5. The effect of the parents' refusal.

Since the parents are empowered at law, it seems to me that their decision must be respected and in my judgment the hospital would be no more entitled to disregard their refusal than they are to disregard an adult patient's refusal. To operate in the teeth of the parents' refusal would, therefore, be an unlawful assault upon the child. I derive this from In Re R. (A Minor) (Wardship: Consent to Treatment) [1992] Fam. 11 where Lord Donaldson of Lymington M.R. said at p. 22:-

"It is trite that in general a doctor is not entitled to treat a patient without the consent of someone who is authorised to give that consent. If he does so, he will be liable in damages for trespass to the person and may be guilty of a criminal assault."

There is, however, this important safeguard to ensure that a child receives proper treatment. Because the parental rights and powers exist for the performance of their duties and responsibilities to the child and must be exercised in the best interests of the child,

"... the common law has never treated such rights as sovereign or beyond review and control", per Lord Scarman in Gillick at p. 184 A.

Overriding control is vested in the court. This proposition is well established and has not been the subject of any challenge in this appeal. Because of the comment in the media questioning why the court should be involved, I add this short explanation. Long, long ago the sovereign's prerogative to protect infants passed to the Lord Chancellor and through him to the judges and it forms a part of the inherent jurisdiction of the High Court. The Children Act 1989 now contains a statutory scheme for the resolution of disputes affecting the upbringing of children. If a person having a recognisable interest brings such a dispute to the court, the court must decide it.

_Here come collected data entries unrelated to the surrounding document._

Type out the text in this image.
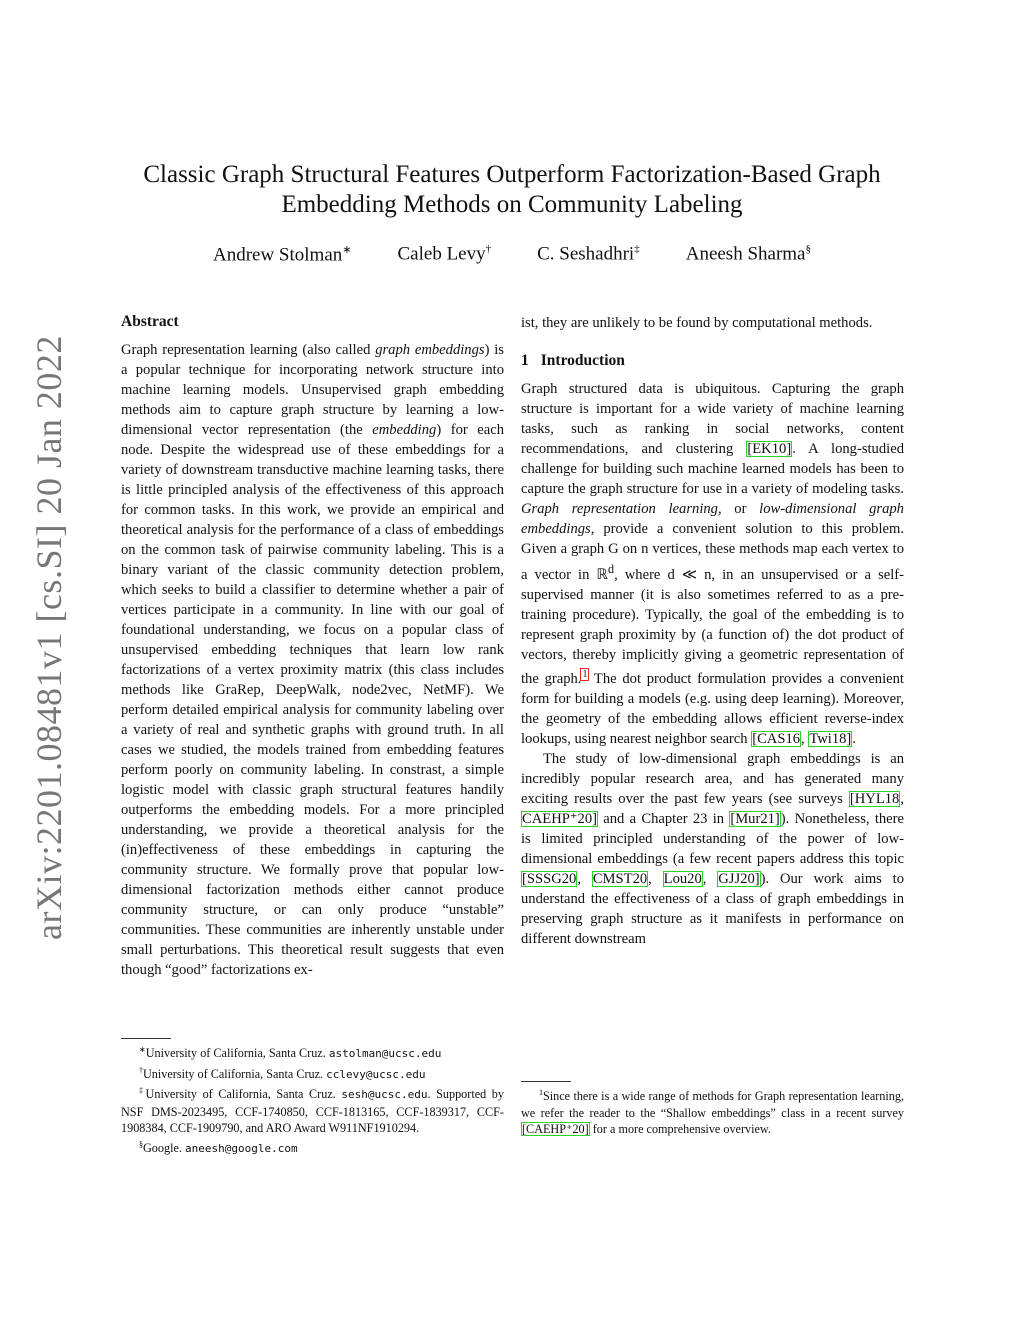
arXiv:2201.08481v1 [cs.SI] 20 Jan 2022
Classic Graph Structural Features Outperform Factorization-Based Graph Embedding Methods on Community Labeling
Andrew Stolman∗ Caleb Levy† C. Seshadhri‡ Aneesh Sharma§
Abstract

Graph representation learning (also called graph embeddings) is a popular technique for incorporating network structure into machine learning models. Unsupervised graph embedding methods aim to capture graph structure by learning a low-dimensional vector representation (the embedding) for each node. Despite the widespread use of these embeddings for a variety of downstream transductive machine learning tasks, there is little principled analysis of the effectiveness of this approach for common tasks. In this work, we provide an empirical and theoretical analysis for the performance of a class of embeddings on the common task of pairwise community labeling. This is a binary variant of the classic community detection problem, which seeks to build a classifier to determine whether a pair of vertices participate in a community. In line with our goal of foundational understanding, we focus on a popular class of unsupervised embedding techniques that learn low rank factorizations of a vertex proximity matrix (this class includes methods like GraRep, DeepWalk, node2vec, NetMF). We perform detailed empirical analysis for community labeling over a variety of real and synthetic graphs with ground truth. In all cases we studied, the models trained from embedding features perform poorly on community labeling. In constrast, a simple logistic model with classic graph structural features handily outperforms the embedding models. For a more principled understanding, we provide a theoretical analysis for the (in)effectiveness of these embeddings in capturing the community structure. We formally prove that popular low-dimensional factorization methods either cannot produce community structure, or can only produce “unstable” communities. These communities are inherently unstable under small perturbations. This theoretical result suggests that even though “good” factorizations ex-

ist, they are unlikely to be found by computational methods.

1 Introduction

Graph structured data is ubiquitous. Capturing the graph structure is important for a wide variety of machine learning tasks, such as ranking in social networks, content recommendations, and clustering [EK10]. A long-studied challenge for building such machine learned models has been to capture the graph structure for use in a variety of modeling tasks. Graph representation learning, or low-dimensional graph embeddings, provide a convenient solution to this problem. Given a graph G on n vertices, these methods map each vertex to a vector in ℝ$^d$, where d ≪ n, in an unsupervised or a self-supervised manner (it is also sometimes referred to as a pre-training procedure). Typically, the goal of the embedding is to represent graph proximity by (a function of) the dot product of vectors, thereby implicitly giving a geometric representation of the graph.$^1$ The dot product formulation provides a convenient form for building a models (e.g. using deep learning). Moreover, the geometry of the embedding allows efficient reverse-index lookups, using nearest neighbor search [CAS16, Twi18].

The study of low-dimensional graph embeddings is an incredibly popular research area, and has generated many exciting results over the past few years (see surveys [HYL18, CAEHP⁺20] and a Chapter 23 in [Mur21]). Nonetheless, there is limited principled understanding of the power of low-dimensional embeddings (a few recent papers address this topic [SSSG20, CMST20, Lou20, GJJ20]). Our work aims to understand the effectiveness of a class of graph embeddings in preserving graph structure as it manifests in performance on different downstream

∗University of California, Santa Cruz. astolman@ucsc.edu
†University of California, Santa Cruz. cclevy@ucsc.edu
‡University of California, Santa Cruz. sesh@ucsc.edu. Supported by NSF DMS-2023495, CCF-1740850, CCF-1813165, CCF-1839317, CCF-1908384, CCF-1909790, and ARO Award W911NF1910294.
§Google. aneesh@google.com
$^1$Since there is a wide range of methods for Graph representation learning, we refer the reader to the “Shallow embeddings” class in a recent survey [CAEHP⁺20] for a more comprehensive overview.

There are abundant examples of this happening. One such case is In Re B (A Minor) (Wardship: Medical Treatment) [1981] 1 W.L.R. 1424. There a child who was born suffering from Down's Syndrome and an intestinal blockage, required an operation to relieve the obstruction if she was to live more than a few days. If the operation were performed, the child might die within a few months but it was probable that her life expectancy would be 20-30 years. Her parents, having decided that it would be kinder to allow her to die rather than live as a physically and mentally disabled person, refused to consent to the operation. The local authority made the child a ward of court and, when a surgeon decided that the wishes of the parents should be respected, they sought an order authorising the operation to be performed by other named surgeons. Templeman L.J. said at p. 1423/4:-

"On behalf of the parents Mr Gray has submitted very movingly ... that this is a case where nature has made its own arrangements to terminate a life which would not be fruitful and nature should not be interfered with. He has also submitted that in this kind of decision the views of responsible and caring parents, as these are, should be respected, and that their decision that it is better for the child to be allowed to die should be respected. Fortunately or unfortunately, in this particular case the decision no longer lies with the parents or with the doctors, but lies with the court. It is a decision which of course must be taken in the light of the evidence and views expressed by the parents and the doctors, but at the end of the day it devolves on this court in this particular instance to decide ..."

Dunn L.J. said at p. 1424:-

"I have great sympathy for the parents in the agonising decision to which they came. As they put it themselves, "God or nature has given the child a way out". But the child now being a ward of court, although due weight must be given to the decision of the parents which everybody accepts was an entirely responsible one, doing what they considered was best, the fact of the matter is that this court now has to make the decision. It cannot hide behind the decision of the parents or the decision of the doctors; and in making the decision this court's first and paramount consideration is the welfare of this unhappy little baby."

So it is that at this point we move into the realm of family law.